The article talks about several concepts as if they're new things and/or can't be done just as efficiently outside the kernel. For example...
> Normally load balancers reverse proxy to the worker that is most likely to be ready
This really is a problem especially for apps that have long-running requests. However, both HAProxy and Apache can be configured to load balance to the worker that is guaranteed to be ready. Why they don't do so by default is beyond me. I believe HAProxy's config option is called 'max_conn 1' or something.
Phusion Passenger also load balances like this with its Global Queuing feature. Since version 3.0 that's on by default.
In short: load balancing like this doesn't require the kernel to do the job.
Instead of stacking people up in long queues behind some guy who’s connection fails miserably; Unicorn lets that one guy fail.
I believe that from what I have read and experienced that Reddit uses a similar system. Sometimes if the wireless connection I use is weak and takes too long to send the request after establishing a connection, Reddit will give me a "timeout" message rather than serving the page.
Timing out connections is pretty standard practice. However that's not what the article is referring to. Imagine requests being handled serially by the web server. If two clients are queued up, [A, B] with B being the first in line, and B also happens to be on a flaky wireless connection that takes 2 minutes to complete the request, then A doesn't get its turn until 2 minutes later.

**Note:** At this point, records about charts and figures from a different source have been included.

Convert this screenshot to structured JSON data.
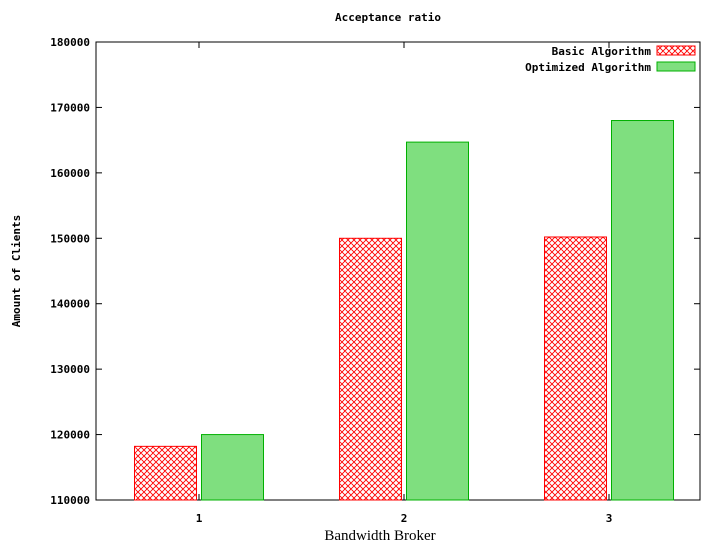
{
  "chart_data": {
    "type": "bar",
    "title": "Acceptance ratio",
    "xlabel": "Bandwidth Broker",
    "ylabel": "Amount of Clients",
    "categories": [
      "1",
      "2",
      "3"
    ],
    "ylim": [
      110000,
      180000
    ],
    "yticks": [
      "110000",
      "120000",
      "130000",
      "140000",
      "150000",
      "160000",
      "170000",
      "180000"
    ],
    "grid": false,
    "legend_position": "top-right",
    "series": [
      {
        "name": "Basic Algorithm",
        "values": [
          118200,
          150000,
          150200
        ],
        "color": "#ff0000",
        "fill": "crosshatch"
      },
      {
        "name": "Optimized Algorithm",
        "values": [
          120000,
          164700,
          168000
        ],
        "color": "#00b000",
        "fill_color": "#7fdf7f"
      }
    ]
  }
}
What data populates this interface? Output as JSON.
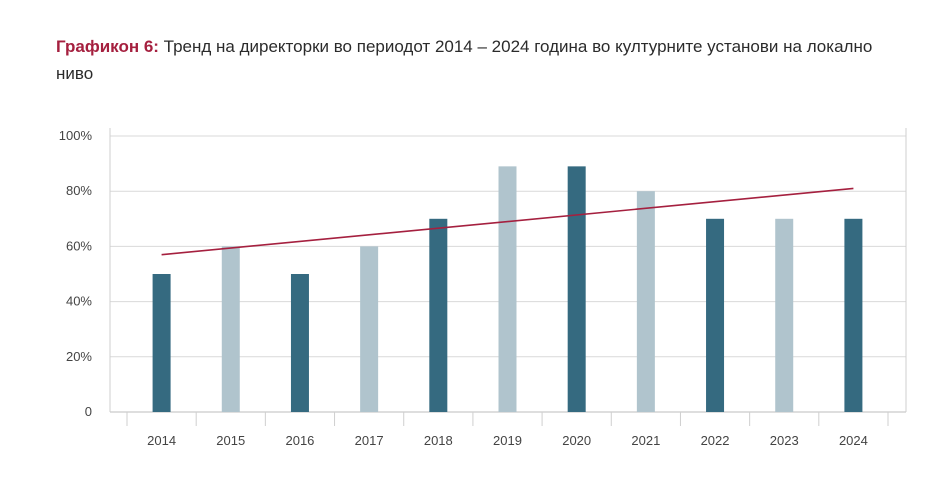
{
  "title": {
    "prefix": "Графикон 6:",
    "text": "Тренд на директорки во периодот 2014 – 2024 година во културните установи на локално ниво"
  },
  "colors": {
    "dark_bar": "#356a80",
    "light_bar": "#b0c4cd",
    "trend": "#a5203f",
    "title_accent": "#a5203f"
  },
  "chart_data": {
    "type": "bar",
    "categories": [
      "2014",
      "2015",
      "2016",
      "2017",
      "2018",
      "2019",
      "2020",
      "2021",
      "2022",
      "2023",
      "2024"
    ],
    "values": [
      50,
      60,
      50,
      60,
      70,
      89,
      89,
      80,
      70,
      70,
      70
    ],
    "bar_shades": [
      "dark",
      "light",
      "dark",
      "light",
      "dark",
      "light",
      "dark",
      "light",
      "dark",
      "light",
      "dark"
    ],
    "trendline": {
      "type": "linear",
      "start": 57,
      "end": 81
    },
    "y_ticks": [
      "0",
      "20%",
      "40%",
      "60%",
      "80%",
      "100%"
    ],
    "ylim": [
      0,
      100
    ],
    "grid": true
  }
}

To fight this undesirable effect, you will want to handle all connections simultaneously so that no user has to wait for the other. However many web apps tend to be serial with limited concurrency, because of the way they're written.

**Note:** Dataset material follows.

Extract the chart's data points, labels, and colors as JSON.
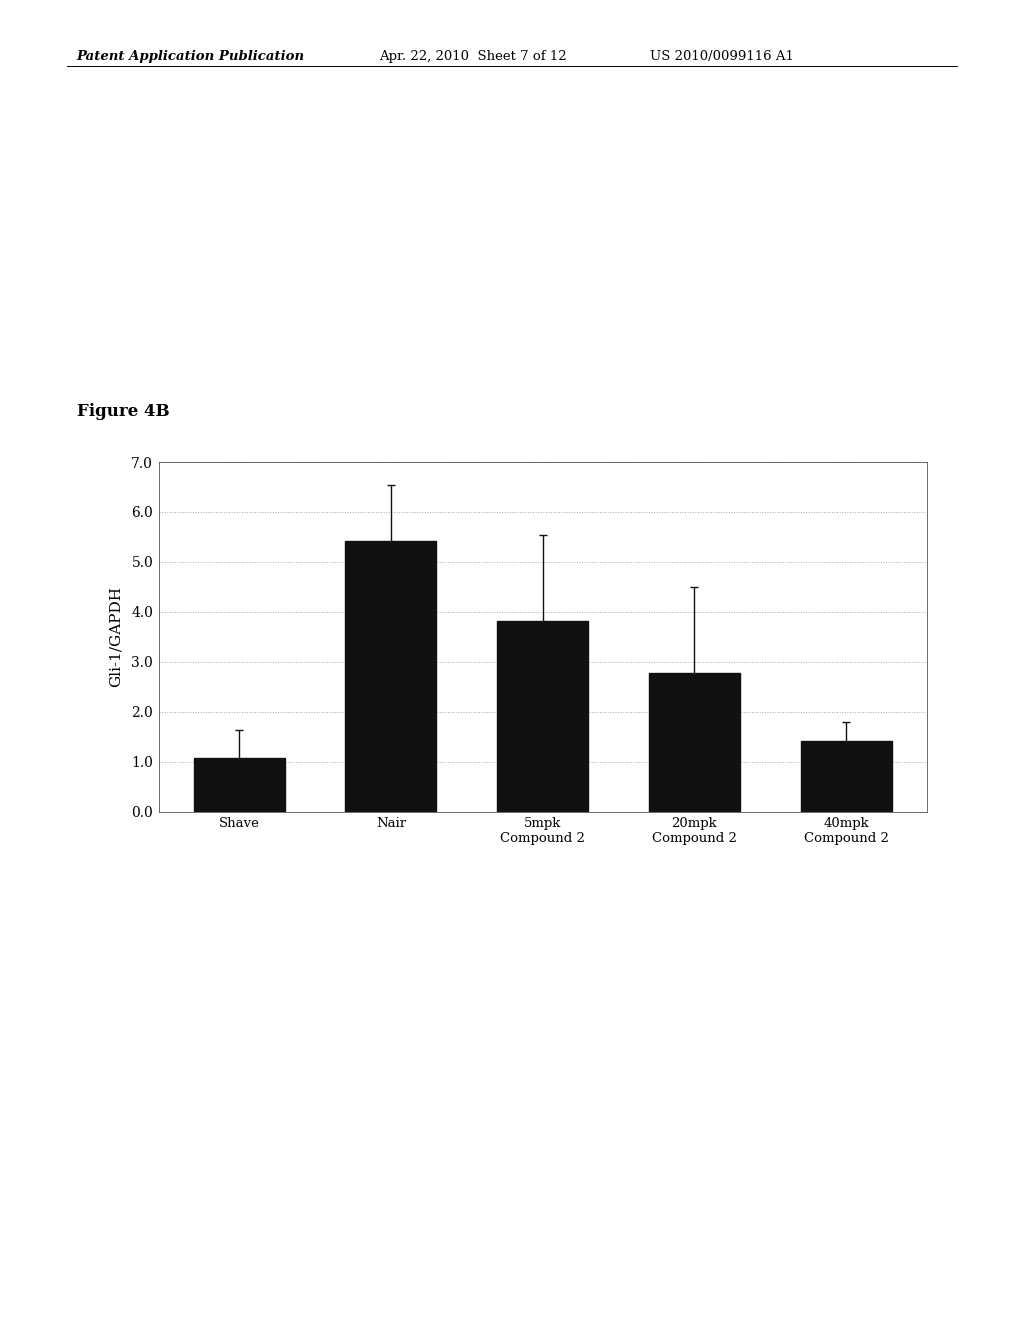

One way to solve this problem is by buffering the request and the response at the reverse proxy level, where the reverse proxy can - in principle - handle an unlimited number of connections concurrently, or at least a large number of them concurrently. The reverse proxy doesn't pass the request to the web app until the request has been completely received. Likewise, the reverse proxy receives the complete response from the web app, thereby immediately freeing the web app's limited concurrency resources, and then sends the buffered response to the client no matter how long that can take. Both the reverse proxy receive and send steps can be combined with a timeout; this is what you're referring to in your reply but it's only a part of the total picture.
However all of this is pretty standard practice for many web servers, and has been for a while. Phusion Passenger has done this since version 2.0 (2 years ago). Before Unicorn, traditional setups with Nginx + mongrel_cluster, Nginx + Thin, Apache + mongrel_cluster, Apache + Thin, do exactly the same thing.
To be clear: Unicorn is not responsible for handling slow clients. It's fairly unique in its policy to explicitly not handle slow clients, and to require the user to put it behind a buffering reverse proxy. This makes sense if to people who are intimately familiar with network server architectures, but can be confusing to newbies who just want to setup a server expect it to work; this newbie will be in for a nasty surprise.
For example Thin does not require a buffering reverse proxy, it buffers internally. Mongrel can handle slow clients up to a certain number because it's multithreaded in so far it hasn't hit the app's lock yet.
Before Unicorn, traditional setups with Nginx + mongrel_cluster, Nginx + Thin, Apache + mongrel_cluster, Apache + Thin, do exactly the same thing.
Actually, this isn't entirely correct. Traditional setups with nginx have needed HAProxy in the middle to perform the same balancing that Unicorn provides.
For any non-trivial app, you will need some form of balancing of requests to avoid the 'single request hurts everyone' problem. Unicorn does this in the cleanest way, as the number of places to define the process count is in a single location with Unicorn, and in at least 2 places with HAProxy + <Thin or Mongrel>.
We tried testing Phusion Passenger 2.x for our workload, and found that it often ran more processes than we configured it for, and could take out the entire server by over committing memory. This then needed yet more config in out monitoring solution and became more trouble than it was worth.
For ease of configuration and actually working as advertised, I would recommend Unicorn to anyone running a Ruby web server.
I'm in the process of building out a web services architecture built in Rails and served up by Unicorn. Its working great so far. All of the clients hitting my service are high end servers on a local network, so I don't have to worry about network latency, client buffering, etc.
> Normally load balancers reverse proxy to the worker that is most likely to be ready
This really is a problem especially for apps that have long-running requests. However, both HAProxy and Apache can be configured to load balance to the worker that is guaranteed to be ready. Why they don't do so by default is beyond me. I believe HAProxy's config option is called 'max_conn 1' or something.
Phusion Passenger also load balances like this with its Global Queuing feature. Since version 3.0 that's on by default.
In short: load balancing like this doesn't require the kernel to do the job.